Imperialisme memaksakan kehendak yang menggasak dan merampas hasil bumi dan kekayaan alam negara yang dijajah. Kekuasaan berada ditangan sang penjajah yang pantang dikritik dan enggan memerhatikan nasib rakyat yang dijajahnya. Bahkan segala tipu daya, taktik strategi licik serta kamuflase persesngkokolan jahat dirancang-terapkan oleh kaum imperialis antek-anteknya terhadap mereka yang terjajah. Imperialisme, kolonialisme merupakan eksploitasi manusia atas manusia yang tak berperikemanusiaan serta mengabaikan nilai –nilai moral universal apalagi ajaran agama. Penjajah telah tertutup mata hati dan rasionalitasnya dalam memperlakukan manusia sebagai makhluk Ilahi yang mulia.
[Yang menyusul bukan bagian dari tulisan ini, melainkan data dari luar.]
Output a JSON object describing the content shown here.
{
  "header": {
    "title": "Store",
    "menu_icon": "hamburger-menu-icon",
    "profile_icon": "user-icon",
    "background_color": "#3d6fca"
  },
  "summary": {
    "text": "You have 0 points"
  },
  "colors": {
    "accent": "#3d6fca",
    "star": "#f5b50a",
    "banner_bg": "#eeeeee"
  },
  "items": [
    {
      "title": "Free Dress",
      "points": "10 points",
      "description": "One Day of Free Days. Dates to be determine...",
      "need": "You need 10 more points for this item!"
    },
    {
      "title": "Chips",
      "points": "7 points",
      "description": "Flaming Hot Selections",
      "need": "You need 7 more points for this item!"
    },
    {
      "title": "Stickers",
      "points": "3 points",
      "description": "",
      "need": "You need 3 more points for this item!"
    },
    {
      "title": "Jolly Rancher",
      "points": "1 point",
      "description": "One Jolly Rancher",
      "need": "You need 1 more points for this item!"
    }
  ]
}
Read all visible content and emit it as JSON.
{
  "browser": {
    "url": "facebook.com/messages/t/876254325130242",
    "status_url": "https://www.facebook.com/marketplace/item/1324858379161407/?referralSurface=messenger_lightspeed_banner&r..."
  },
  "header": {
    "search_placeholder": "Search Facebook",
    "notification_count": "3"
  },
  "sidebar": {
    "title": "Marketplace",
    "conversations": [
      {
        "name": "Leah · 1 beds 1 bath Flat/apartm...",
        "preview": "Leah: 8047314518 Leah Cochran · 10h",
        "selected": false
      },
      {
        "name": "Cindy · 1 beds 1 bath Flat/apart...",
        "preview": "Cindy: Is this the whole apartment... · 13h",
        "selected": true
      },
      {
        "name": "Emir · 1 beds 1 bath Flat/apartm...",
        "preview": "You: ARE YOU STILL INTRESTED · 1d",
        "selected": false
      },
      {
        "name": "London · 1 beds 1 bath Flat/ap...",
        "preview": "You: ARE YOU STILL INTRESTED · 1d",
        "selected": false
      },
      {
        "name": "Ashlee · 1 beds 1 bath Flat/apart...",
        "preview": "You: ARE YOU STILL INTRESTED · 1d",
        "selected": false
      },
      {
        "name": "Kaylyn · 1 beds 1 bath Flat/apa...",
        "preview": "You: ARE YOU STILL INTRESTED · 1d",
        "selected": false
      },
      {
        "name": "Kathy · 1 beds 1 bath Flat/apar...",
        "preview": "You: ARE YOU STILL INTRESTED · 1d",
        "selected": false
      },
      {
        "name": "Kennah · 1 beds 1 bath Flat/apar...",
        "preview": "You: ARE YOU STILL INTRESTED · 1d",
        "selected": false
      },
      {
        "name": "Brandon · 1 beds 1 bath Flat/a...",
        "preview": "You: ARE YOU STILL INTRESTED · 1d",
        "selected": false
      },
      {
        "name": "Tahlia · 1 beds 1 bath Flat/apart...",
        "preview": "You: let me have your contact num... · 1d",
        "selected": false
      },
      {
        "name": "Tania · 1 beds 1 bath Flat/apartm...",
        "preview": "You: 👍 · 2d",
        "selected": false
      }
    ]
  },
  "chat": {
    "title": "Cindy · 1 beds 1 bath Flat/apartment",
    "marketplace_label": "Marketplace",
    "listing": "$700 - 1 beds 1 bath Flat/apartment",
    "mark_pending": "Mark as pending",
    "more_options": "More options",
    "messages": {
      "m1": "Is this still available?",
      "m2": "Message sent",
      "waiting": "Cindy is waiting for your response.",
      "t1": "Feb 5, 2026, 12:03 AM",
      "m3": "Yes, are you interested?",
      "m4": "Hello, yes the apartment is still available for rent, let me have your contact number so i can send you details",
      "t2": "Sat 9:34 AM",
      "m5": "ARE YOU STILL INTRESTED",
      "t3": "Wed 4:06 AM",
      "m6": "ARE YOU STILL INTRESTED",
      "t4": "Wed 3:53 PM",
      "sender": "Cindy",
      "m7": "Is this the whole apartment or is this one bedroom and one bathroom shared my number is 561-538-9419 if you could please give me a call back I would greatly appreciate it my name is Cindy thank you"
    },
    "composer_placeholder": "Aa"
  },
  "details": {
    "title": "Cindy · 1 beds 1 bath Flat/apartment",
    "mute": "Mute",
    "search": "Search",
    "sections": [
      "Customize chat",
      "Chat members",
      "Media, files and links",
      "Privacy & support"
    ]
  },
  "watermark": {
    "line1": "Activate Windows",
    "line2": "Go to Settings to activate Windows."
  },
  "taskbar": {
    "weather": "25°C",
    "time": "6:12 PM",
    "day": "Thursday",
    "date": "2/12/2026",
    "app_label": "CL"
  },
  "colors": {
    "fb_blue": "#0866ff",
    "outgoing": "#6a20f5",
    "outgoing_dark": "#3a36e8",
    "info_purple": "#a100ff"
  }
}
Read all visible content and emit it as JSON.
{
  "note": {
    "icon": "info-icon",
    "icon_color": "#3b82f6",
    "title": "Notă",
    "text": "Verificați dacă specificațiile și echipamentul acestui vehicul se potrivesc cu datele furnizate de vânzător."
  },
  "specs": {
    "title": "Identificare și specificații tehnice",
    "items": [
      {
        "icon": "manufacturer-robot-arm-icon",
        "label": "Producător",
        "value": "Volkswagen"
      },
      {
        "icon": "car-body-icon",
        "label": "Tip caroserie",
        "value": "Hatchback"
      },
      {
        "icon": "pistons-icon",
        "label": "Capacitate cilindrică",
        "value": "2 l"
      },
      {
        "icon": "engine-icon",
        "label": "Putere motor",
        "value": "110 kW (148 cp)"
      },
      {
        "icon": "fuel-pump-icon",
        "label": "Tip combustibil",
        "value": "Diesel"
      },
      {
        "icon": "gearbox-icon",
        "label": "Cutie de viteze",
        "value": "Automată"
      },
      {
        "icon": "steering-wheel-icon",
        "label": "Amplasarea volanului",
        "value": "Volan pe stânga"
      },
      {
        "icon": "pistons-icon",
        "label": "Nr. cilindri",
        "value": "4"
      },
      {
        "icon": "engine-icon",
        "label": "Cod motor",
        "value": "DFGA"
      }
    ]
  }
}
Diskriminasi, perbedaan perlakuan dan pengkastaan merupakan ciri-ciri dalamfeodalisme yang kerap menjadi fenomena sehari-hari para imperealis tulen yang menacapkan kukunya dalam bilangan waktu cukup lama bahkan berabad-abad lamanya. Perilaku dan kebiasaan feodalisme sudah menyatu padu di dalam diri kaum penjajah dan antek-anteknya. Manusia feodal menempatkan dirinya sebagai sang kuasa bak Tuhandan merasa keputusan yang diambilnya selalu benar. Feodalisme membuat perbedaaan satu manusia atas manusia lain.

Oleh karena manusia berjiwa feudal itu merasa lebih tinggi dari pada orang lain.Sifat dan jiwa feudal ini merasuk pada diri paara penjajah dan antek-anteknya yang nota bene juga dari kalangan bangsa sendiri. Menganggap dirinya lebih baik dari orang lain dan merasa bahwa dirinya yang patut dicontoh orang lain meski dalam gaya hidup keliru merupakan bentuk kesombongan kaum feudal.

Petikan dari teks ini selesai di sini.